Dans son premier roman prometteur, Ce que je sais de toi, Éric Chacour fait revivre le Caire vibrant et cosmopolite qu’ont connu ses parents : celui du Sporting Club, les mélodies de Mohamed Mounir, les chansons de Dalida et Demis Roussos, les senteurs de cumin, coriandre, oignons frits, déchets brûlés, haricots épicés et jasmin… C’est aussi l’histoire des Chawam, communauté levantine chrétienne et francophile, étrangère à l’Egypte, façonnée par les ambitions nassériennes de reconquête de l’identité arabe, et par la montée en puissance de L’Islamisme un peu plus tard. Sans tomber dans un roman historique ou sociologique, le romancier utilise le déclin de cette communauté comme toile de fond pour illustrer la chute de son personnage principal, Tarek Seidah.
Fidèle à une promesse d’enfance faite avant de comprendre qu’« il faut se méfier des questions simples », Tarek suit les traces de son père, devient un brillant médecin, se marie et incarne ainsi le parfait modèle de réussite, sans jamais renoncer à remettre en question son parcours. . Sa vie bascule le jour où il prend enfin une décision et ouvre un dispensaire dans le quartier défavorisé de Mokattam.

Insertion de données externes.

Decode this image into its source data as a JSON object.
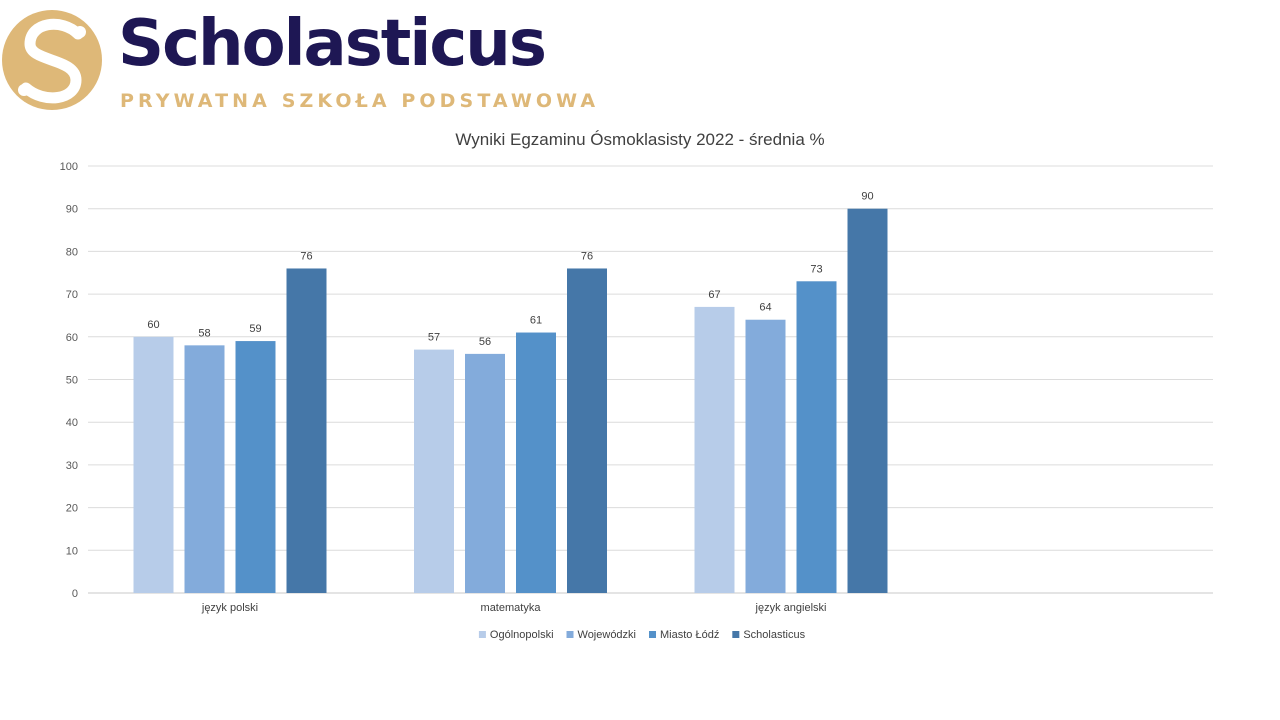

C’est là qu’il rencontre Ali, « un mauvais garçon », dans lequel il découvre bientôt son alter ego, l’incarnation de ce qu’il aurait pu être sans les contraintes et le poids des responsabilités sociales : « Ali te fascinait. Il y avait en lui une liberté absolue, une absence de calcul, une exaltation du présent. Il n’était lié par aucun passé et ne voyait pas l’avenir à travers les mêmes contraintes que vous. »
Tarek et Ali se rapprochent après un baiser innocent qui révèle au médecin une partie de lui-même qu’il avait sans doute refoulée. Dès lors, naît une relation complexe entre ces deux êtres que tout sépare (âge, religion, milieu social, éducation, etc.) et qui n’ont en commun que le simple fait d’être des hommes. Un trait qui finit par les condamner, car le Caire des années 1980 n’est pas un terrain fertile pour une relation homosexuelle, encore moins pour un homme marié !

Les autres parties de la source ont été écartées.